Der Ruf nach dem Schlussstrich

Es ist absehbar – die Menschen haben bald keine Kraft mehr, zu folgen. Alle Enthüllungen, die im Januar 2022 in der Frage des sexuellen Missbrauchs durch Mitarbeiter der Kirche bekannt wurden, überfordern immer mehr die Gläubigen. Der Ruf, doch jetzt wirklich Schluss zu machen, wird erst zaghaft von einzelnen Stimmen hörbar werden, dann immer deutlicher werden.

Wie ist das gemeint?

Häufig fällt bei den Rufen das Wort Vergebung. Die allerdings wird wohl kaum anwendbar sein.

Was allen vorschwebt ist vermutlich nur „Schluss mit dieser unsäglichen Debatte, die so langsam in Selbstzerfleischung übergeht“. Aber das richtet sich eigentlich an die Hirten.

Warum immer wieder nur hinhalten, ständig den Datenschutz bemühen, ein Gutachten nach dem anderen bestellen? Warum taktische Rücktritte anbieten und dann heilfroh sein, wenn der Papst nicht mitspielt.

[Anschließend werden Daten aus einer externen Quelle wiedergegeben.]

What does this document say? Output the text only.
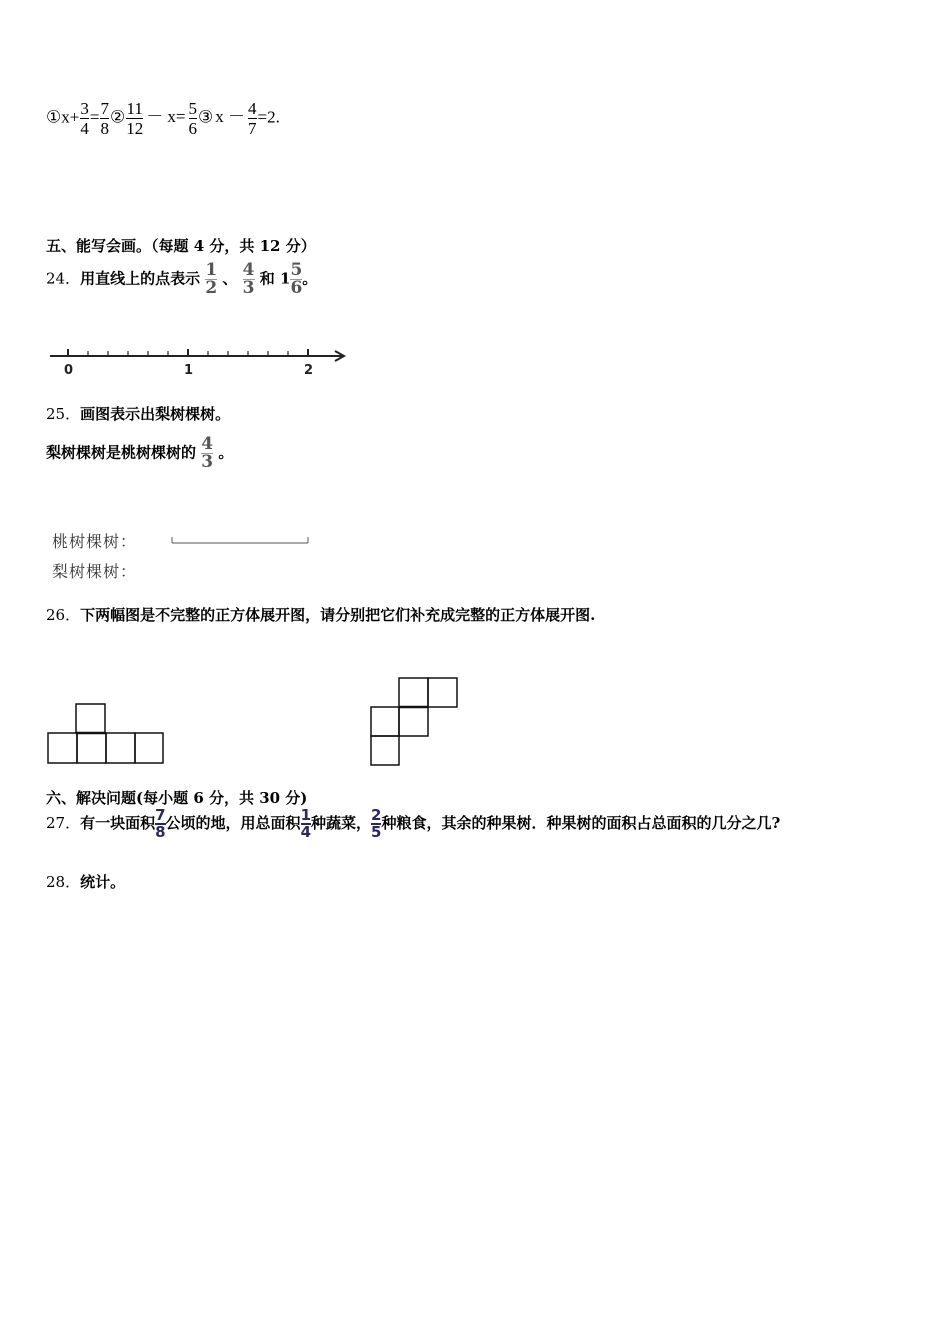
①x+ $\frac{3}{4} = \frac{7}{8}$ ② $\frac{11}{12} - x= \frac{5}{6}$ ③ $x - \frac{4}{7} =2$.
五、能写会画。（每题 4 分，共 12 分）
24．用直线上的点表示 $\frac{1}{2}$ 、 $\frac{4}{3}$ 和 $1 \frac{5}{6}$ 。
0	1	2
25．画图表示出梨树棵树。
梨树棵树是桃树棵树的 $\frac{4}{3}$ 。
桃树棵树：
梨树棵树：
26．下两幅图是不完整的正方体展开图，请分别把它们补充成完整的正方体展开图.
六、解决问题(每小题 6 分，共 30 分)
27．有一块面积 $\frac{7}{8}$ 公顷的地，用总面积 $\frac{1}{4}$ 种蔬菜， $\frac{2}{5}$ 种粮食，其余的种果树．种果树的面积占总面积的几分之几?
28．统计。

Die Wahrheit bitte endlich nicht mehr wie Schalen einer Zwiebel enthüllen, sondern endlich einmal „ganz“.

Die Kirche möge aufhören, um Worte zu ringen, sondern sich bekennen!

Vergebung ist nicht etwas, das wir, die Beobachter, fordern oder aussprechen können, das können nur die Betroffenen selber. Sie unter Druck zu setzen, doch jetzt endlich „Ruhe“ zu geben, steht uns nicht im Mindesten an.

Medien – gut oder böse?

Natürlich spielen auch die Medien eine Rolle. Ohne sie und ohne besonders bohrende Fragen von einzelnen Journalist:inn:en (etwa Christiane Florin im Deutschlandfunk) hätten wir heute weder einen Synodalen Weg noch die bekannten Gutachten. Sie haben ihre Aufgaben in der Regel also „gut“ erfüllt. Das darf natürlich nicht über das Ziel hinausschießen.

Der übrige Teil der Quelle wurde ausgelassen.